New political collection at USC brings former president to town

COLUMBIA, SC - The University of South Carolina has anew exhibit that's specifically important to education in the state, but it also hits close to home for former president Bill Clinton.

The university unveiled a new political collection honoring Richard Riley; SC's former governor who helped make change to the education system.

Bill Clinton was in Columbia on Monday to view the new exhibit.

"The papers of any member of congress are important and cover a lot of subjects and this collection does too but it definitely has a singular topic of education policy and development in the United States," explained Dorothy Walker, the director of USC'S political collections.

The exhibit features memorabilia and artifacts highlighting's Riley's legacy. In each one of the cases there are articles, flyers and handwritten speeches showing Riley's impact on education and the state.

One of Riley's major changes was increasing funding for K-12 education and increasing the dollar amount spent per student.

"We had to do a few things we had to get the base load of the money to public education so we could make all these innovations and changes possible," said Riley.

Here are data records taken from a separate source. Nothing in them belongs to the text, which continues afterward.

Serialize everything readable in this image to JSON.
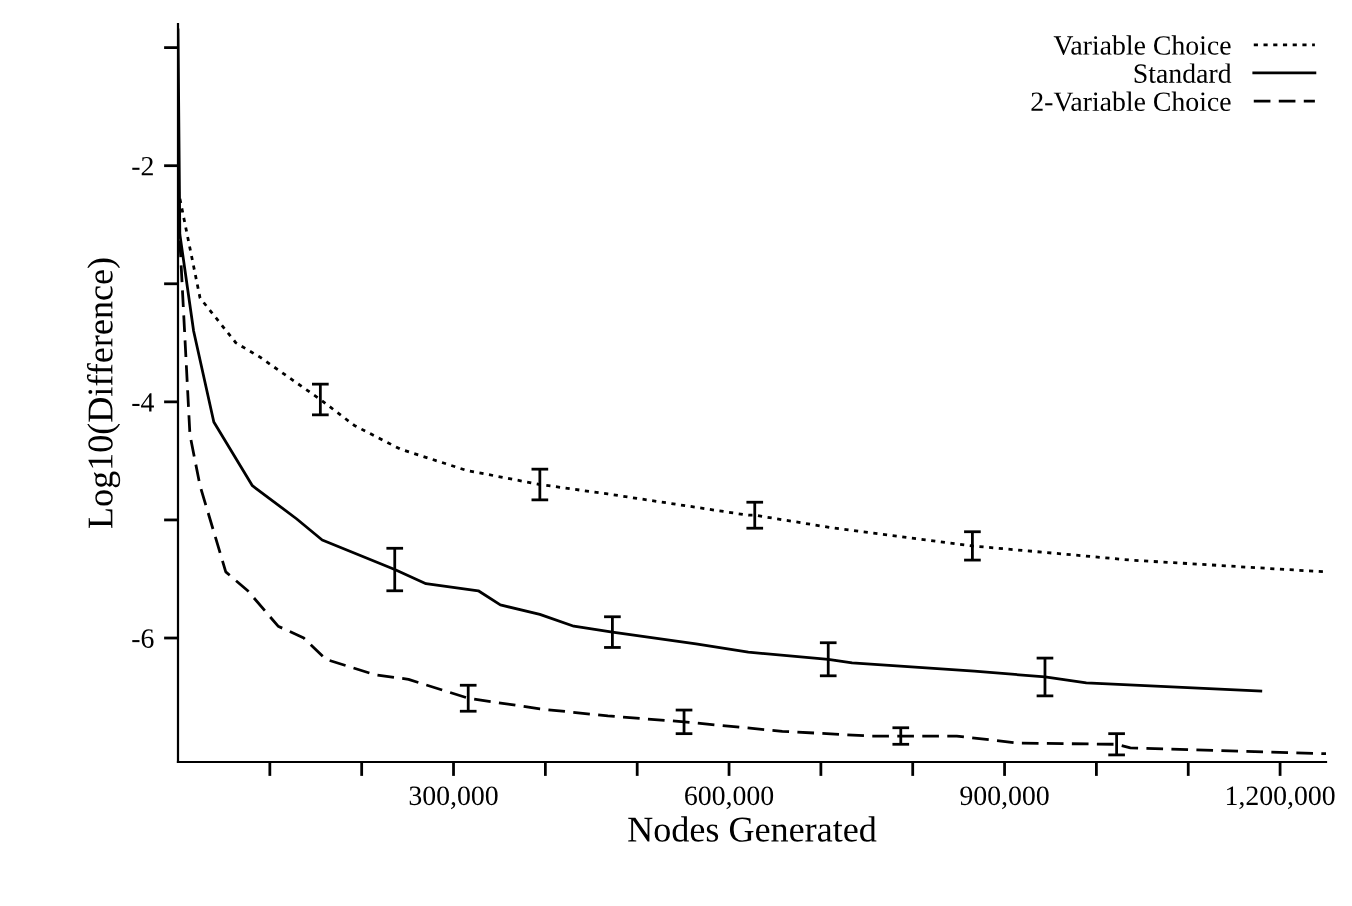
{
  "chart_data": {
    "type": "line",
    "xlabel": "Nodes Generated",
    "ylabel": "Log10(Difference)",
    "xlim": [
      0,
      1250000
    ],
    "ylim": [
      -7.05,
      -0.8
    ],
    "xticks": [
      {
        "value": 100000,
        "label": null
      },
      {
        "value": 200000,
        "label": null
      },
      {
        "value": 300000,
        "label": "300,000"
      },
      {
        "value": 400000,
        "label": null
      },
      {
        "value": 500000,
        "label": null
      },
      {
        "value": 600000,
        "label": "600,000"
      },
      {
        "value": 700000,
        "label": null
      },
      {
        "value": 800000,
        "label": null
      },
      {
        "value": 900000,
        "label": "900,000"
      },
      {
        "value": 1000000,
        "label": null
      },
      {
        "value": 1100000,
        "label": null
      },
      {
        "value": 1200000,
        "label": "1,200,000"
      }
    ],
    "yticks": [
      {
        "value": -1,
        "label": null
      },
      {
        "value": -2,
        "label": "-2"
      },
      {
        "value": -3,
        "label": null
      },
      {
        "value": -4,
        "label": "-4"
      },
      {
        "value": -5,
        "label": null
      },
      {
        "value": -6,
        "label": "-6"
      }
    ],
    "grid": false,
    "legend": "top right",
    "series": [
      {
        "name": "Variable Choice",
        "color": "#000000",
        "line_style": "dotted",
        "x": [
          0,
          24000,
          63000,
          89000,
          155000,
          192000,
          242000,
          314000,
          394000,
          468000,
          621000,
          628000,
          715000,
          865000,
          1037000,
          1250000
        ],
        "values": [
          -2.2,
          -3.12,
          -3.5,
          -3.62,
          -3.98,
          -4.2,
          -4.4,
          -4.58,
          -4.7,
          -4.78,
          -4.96,
          -4.96,
          -5.07,
          -5.22,
          -5.34,
          -5.44
        ],
        "errors": [
          null,
          null,
          null,
          null,
          0.13,
          null,
          null,
          null,
          0.13,
          null,
          null,
          0.11,
          null,
          0.12,
          null,
          null
        ]
      },
      {
        "name": "Standard",
        "color": "#000000",
        "line_style": "solid",
        "x": [
          0,
          2000,
          17000,
          39000,
          81000,
          129000,
          157000,
          236000,
          270000,
          327000,
          351000,
          394000,
          431000,
          473000,
          564000,
          621000,
          708000,
          734000,
          867000,
          944000,
          989000,
          1179000
        ],
        "values": [
          -0.85,
          -2.58,
          -3.4,
          -4.17,
          -4.71,
          -4.99,
          -5.17,
          -5.42,
          -5.54,
          -5.6,
          -5.72,
          -5.8,
          -5.9,
          -5.95,
          -6.05,
          -6.12,
          -6.18,
          -6.21,
          -6.28,
          -6.33,
          -6.38,
          -6.45
        ],
        "errors": [
          null,
          null,
          null,
          null,
          null,
          null,
          null,
          0.18,
          null,
          null,
          null,
          null,
          null,
          0.13,
          null,
          null,
          0.14,
          null,
          null,
          0.16,
          null,
          null
        ]
      },
      {
        "name": "2-Variable Choice",
        "color": "#000000",
        "line_style": "dashed",
        "x": [
          0,
          2000,
          13000,
          24000,
          52000,
          76000,
          109000,
          137000,
          161000,
          214000,
          251000,
          316000,
          394000,
          468000,
          551000,
          658000,
          754000,
          787000,
          848000,
          915000,
          1022000,
          1037000,
          1250000
        ],
        "values": [
          -2.21,
          -2.63,
          -4.28,
          -4.71,
          -5.44,
          -5.6,
          -5.9,
          -6.0,
          -6.18,
          -6.31,
          -6.35,
          -6.51,
          -6.6,
          -6.66,
          -6.71,
          -6.79,
          -6.83,
          -6.83,
          -6.83,
          -6.89,
          -6.9,
          -6.93,
          -6.98
        ],
        "errors": [
          null,
          null,
          null,
          null,
          null,
          null,
          null,
          null,
          null,
          null,
          null,
          0.11,
          null,
          null,
          0.1,
          null,
          null,
          0.07,
          null,
          null,
          0.09,
          null,
          null
        ]
      }
    ]
  }
}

His impact in South Carolina made his appointment to Secretary of Education under Bill Clinton's presidency an easy choice.

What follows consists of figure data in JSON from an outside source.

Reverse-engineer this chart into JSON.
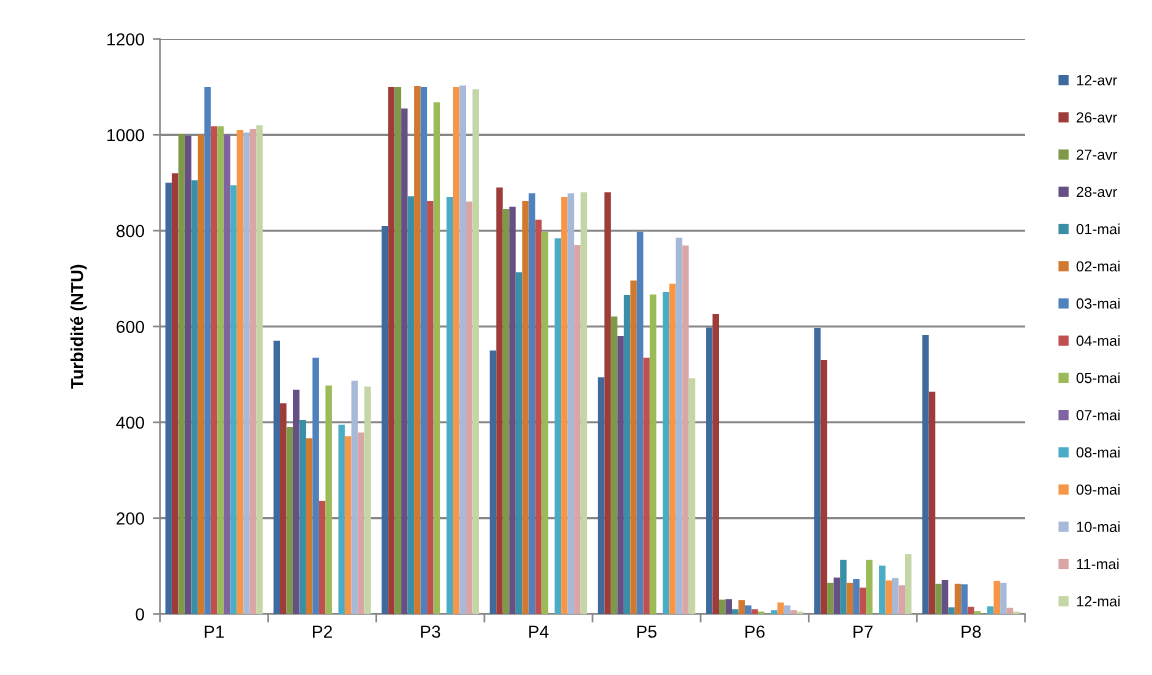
{
  "chart_data": {
    "type": "bar",
    "ylabel": "Turbidité (NTU)",
    "categories": [
      "P1",
      "P2",
      "P3",
      "P4",
      "P5",
      "P6",
      "P7",
      "P8"
    ],
    "ylim": [
      0,
      1200
    ],
    "yticks": [
      0,
      200,
      400,
      600,
      800,
      1000,
      1200
    ],
    "grid": "y",
    "legend": "right",
    "series": [
      {
        "name": "12-avr",
        "color": "#3f6a9e",
        "values": [
          900,
          570,
          810,
          550,
          494,
          598,
          597,
          582
        ]
      },
      {
        "name": "26-avr",
        "color": "#9e3c3a",
        "values": [
          920,
          440,
          1100,
          890,
          880,
          626,
          530,
          464
        ]
      },
      {
        "name": "27-avr",
        "color": "#7e9a48",
        "values": [
          1002,
          390,
          1100,
          845,
          621,
          30,
          65,
          63
        ]
      },
      {
        "name": "28-avr",
        "color": "#664f84",
        "values": [
          998,
          468,
          1055,
          850,
          580,
          31,
          76,
          71
        ]
      },
      {
        "name": "01-mai",
        "color": "#3a8ea5",
        "values": [
          905,
          405,
          872,
          713,
          666,
          10,
          113,
          14
        ]
      },
      {
        "name": "02-mai",
        "color": "#d0792f",
        "values": [
          1000,
          367,
          1102,
          862,
          696,
          29,
          65,
          63
        ]
      },
      {
        "name": "03-mai",
        "color": "#4f81bd",
        "values": [
          1100,
          535,
          1100,
          878,
          798,
          18,
          73,
          62
        ]
      },
      {
        "name": "04-mai",
        "color": "#c0504d",
        "values": [
          1018,
          236,
          862,
          823,
          535,
          10,
          55,
          15
        ]
      },
      {
        "name": "05-mai",
        "color": "#9bbb59",
        "values": [
          1018,
          477,
          1068,
          798,
          667,
          5,
          113,
          6
        ]
      },
      {
        "name": "07-mai",
        "color": "#8064a2",
        "values": [
          1000,
          null,
          null,
          null,
          null,
          null,
          null,
          null
        ]
      },
      {
        "name": "08-mai",
        "color": "#4bacc6",
        "values": [
          895,
          395,
          870,
          784,
          672,
          8,
          101,
          16
        ]
      },
      {
        "name": "09-mai",
        "color": "#f79646",
        "values": [
          1010,
          371,
          1100,
          870,
          689,
          24,
          70,
          69
        ]
      },
      {
        "name": "10-mai",
        "color": "#a7b9d9",
        "values": [
          1005,
          487,
          1103,
          878,
          785,
          18,
          75,
          65
        ]
      },
      {
        "name": "11-mai",
        "color": "#d9a6a5",
        "values": [
          1012,
          379,
          861,
          770,
          769,
          8,
          60,
          13
        ]
      },
      {
        "name": "12-mai",
        "color": "#c4d6a6",
        "values": [
          1020,
          475,
          1095,
          880,
          492,
          5,
          125,
          5
        ]
      }
    ]
  }
}
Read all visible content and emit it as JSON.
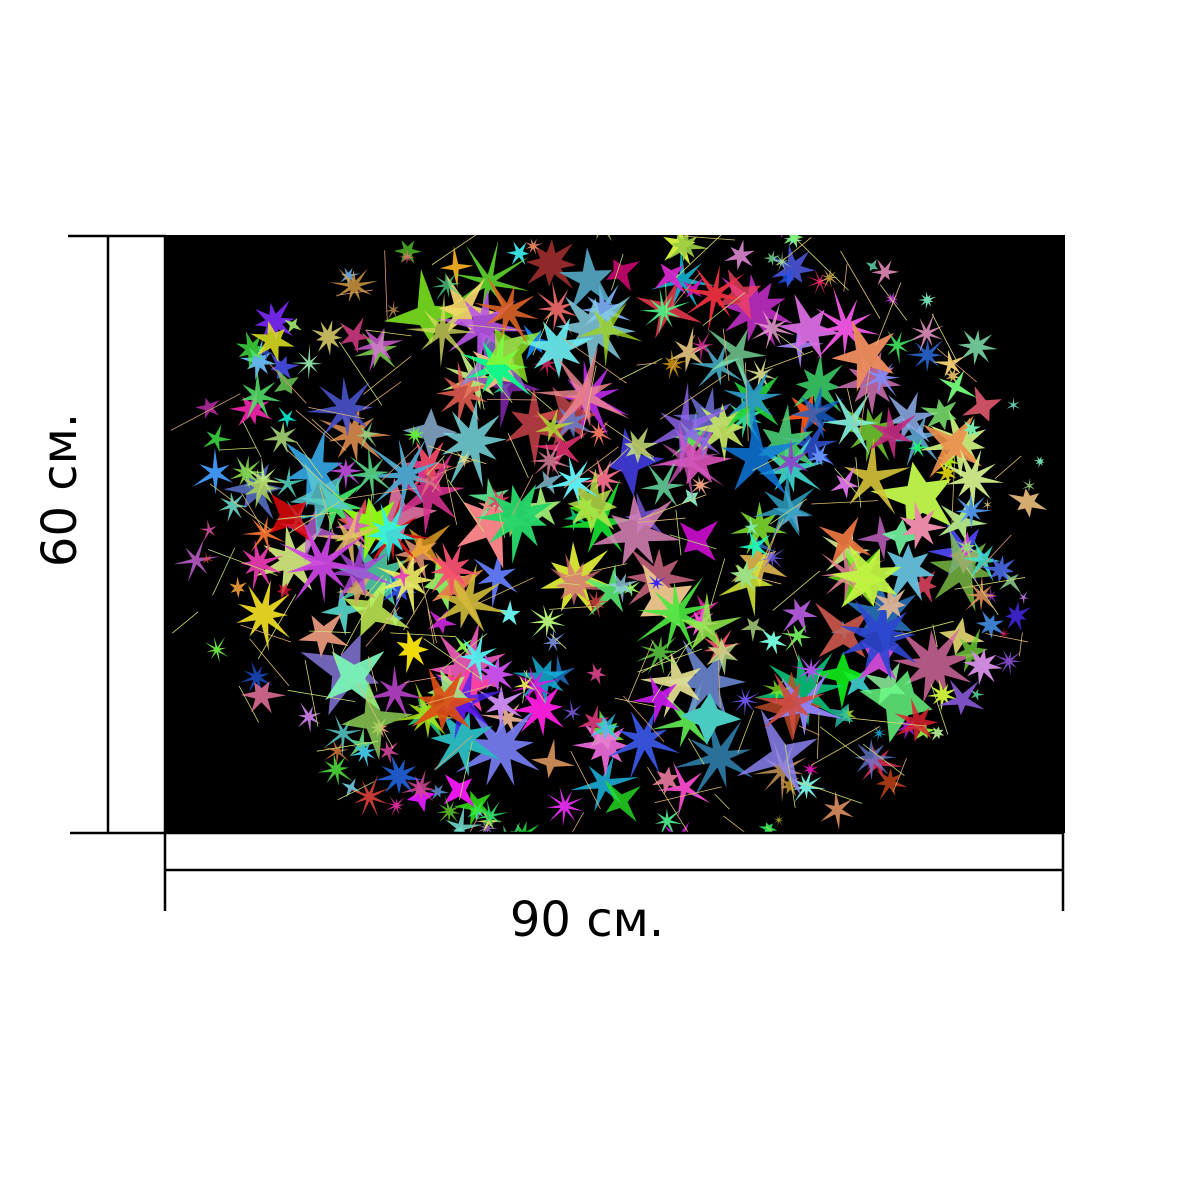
{
  "dimensions": {
    "height_label": "60 см.",
    "width_label": "90 см."
  }
}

"It was because I believed the future of our country depended on our ability to educate our youth. and I know that he believed that ability is evenly distributed but opportunity was not and that the first step to closing that gap was believing it could be," explained Bill Clinton.

Under Riley's term as Secretary of Education graduation rates in the country rose and more students were enrolled in the afterschool programs than ever before.

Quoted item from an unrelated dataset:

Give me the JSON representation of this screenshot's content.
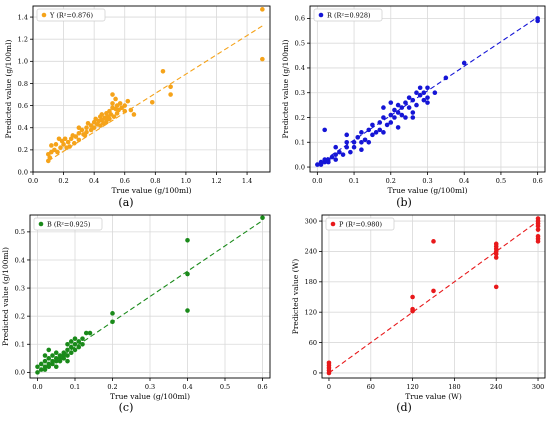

But what Riley will be remembered for the most can't be displayed in these cases.
Clinton told the crowd at USC's Alumni Center that Riley was good at his job because he never forgot to be a person.

"People could appreciate everything special about him and then people could disagree with him and say I think you're wrong, but he lived and served in a time when he never stopped being a person," elaborated Clinton.

The exhibit is open to the public until December. It will then be placed in the university's permanent collection.

Riley served 2 terms as governor of South Carolina. After leaving politics, Riley continued his fight for education. His law firm represented 37 of the poorest school districts in the Abbeville Lawsuit to demand funding for those schools.